Linux admins have to constantly keep directories synchronized on a regular basis. Here are two simple use case scenarios. In the first, a backup of important data needs to be constantly maintained at another location (either local or remote). This backup runs at set periodic intervals. In the other scenario, a web server’s data is mirrored on another server, either for load sharing, or for backup purposes. In both these instances, there is a “source”, and a “destination” that need to be kept in sync.
The preferred tool for using this is “rsync”. But why? Why not just use the standard “cp” copy command that Linux provides and be done with it? Here are a list of reasons.
Rsync vs cp (Copy)
Rsync and copy differ in the following ways:
1. Copy only the changes
cp has an option called “-u” which ensure that data is copied only if the source file is newer than the destination. This avoids unnecessary copying and transferring of data. However, rsync goes one step further. It only copies those parts of the file that have changed! This means that for very large files with small changes, rsync is remarkable efficient. Think databases with files that can span several GB. In these situations, rsync is enormously efficient.
Also not that the “-u” relies on the timestamp to determine whether or not to copy a file. It means that if the timestamp is the same but the contents have changed, the file will not be copied over.
2. Transfer Efficiency
Rsync is built around efficiency. It uses techniques like pipelining to ensure that the transfers proceed as quickly as possible with minimal overhead.
3. Delete if not in Source
This is an important one. When keeping two directories mirrored, you need to identify files in the source directory that have been deleted, and then remove them on the destination as well (if they exist). Without this, the destination directory will slowly fill up with useless files that no longer exist in the original location. If we want to maintain an exact “mirror” of a directory, this functionality is absolutely crucial.

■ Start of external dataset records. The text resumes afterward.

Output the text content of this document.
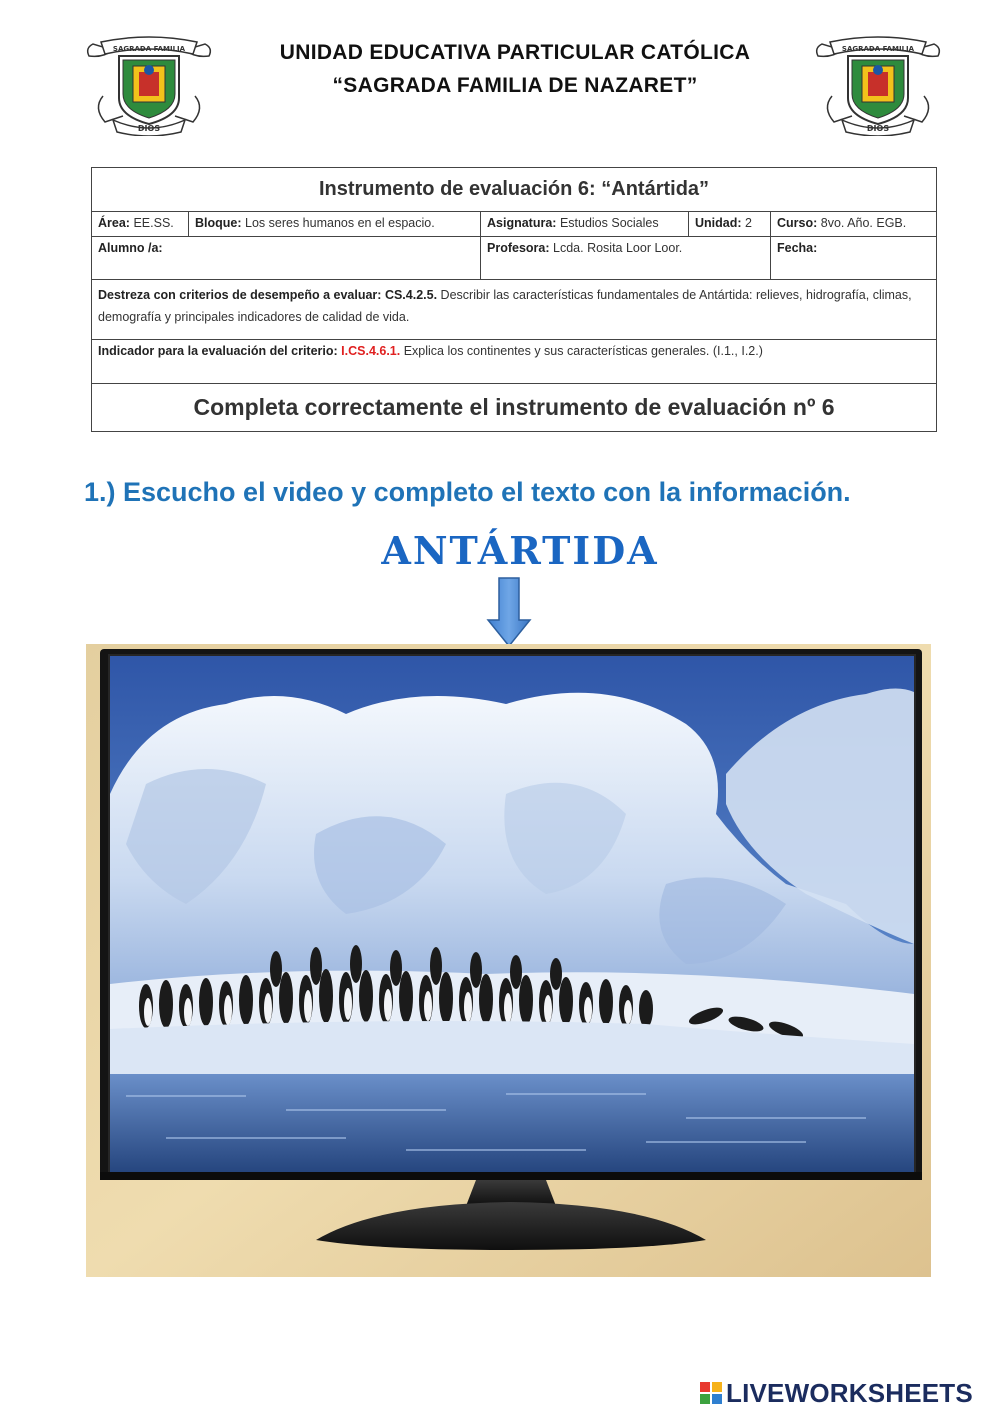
SAGRADA FAMILIA
DIOS
UNIDAD EDUCATIVA PARTICULAR CATÓLICA
“SAGRADA FAMILIA DE NAZARET”
SAGRADA FAMILIA
DIOS
Instrumento de evaluación 6: “Antártida”				
Área: EE.SS.	Bloque: Los seres humanos en el espacio.	Asignatura: Estudios Sociales	Unidad: 2	Curso: 8vo. Año. EGB.
Alumno /a:		Profesora: Lcda. Rosita Loor Loor.		Fecha:
Destreza con criterios de desempeño a evaluar: CS.4.2.5. Describir las características fundamentales de Antártida: relieves, hidrografía, climas, demografía y principales indicadores de calidad de vida.				
Indicador para la evaluación del criterio: I.CS.4.6.1. Explica los continentes y sus características generales. (I.1., I.2.)				
Completa correctamente el instrumento de evaluación nº 6				
1.) Escucho el video y completo el texto con la información.
ANTÁRTIDA
LIVEWORKSHEETS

4. Compression and Encryption
Rsync has options to compress data as well as encrypt it during the transfer process. If your information is sensitive, you want to keep it as scrambled as possible, to minimize the chances of man in the middle attacks. And for large data files, compression can be absolutely invaluable.
5. Human Readable Ouput
An under appreciated benefit of rsync is that it informs you of the progress of each file, the number of bytes transferred, and even shows you a progress bar. cp can get boring and you have no idea what’s happening until the job is done.
6. Creating Target Folders
It may seem like a small thing, but rsync also creates the destination folder for you if it doesn’t already exist. cp will instead give you an error saying “xyz is not a directory”.
Using Rsync – It’s Simple!
If you want to sync files and folders with rsync, the command couldn’t be easier. It’s just:
rsync -avh [source folder] [destination folder]
Explanation of options:
- -a: Archive mode. Recursive, keep all permissions, owner, group info, etc;
- -v: Verbose. Let us know what’s going on;
- -h: Human readable file sizes.
Here’s an example of copying a bunch of files and a directory to another folder:
You can see that it creates the directory, and then gives you an update of each and every file copied over. In addition, it tells you the amount of data sent and received.
Here’s the same example using the “-z” parameter which enables compression:
Now the data sent is just 314 bytes instead of 3.7 K! That’s a huge savings in bandwidth. You can see that while we might get the same basic job done using cp, rsync is a much more rounded tool for keeping two directories in sync. And it’s easy to use as well!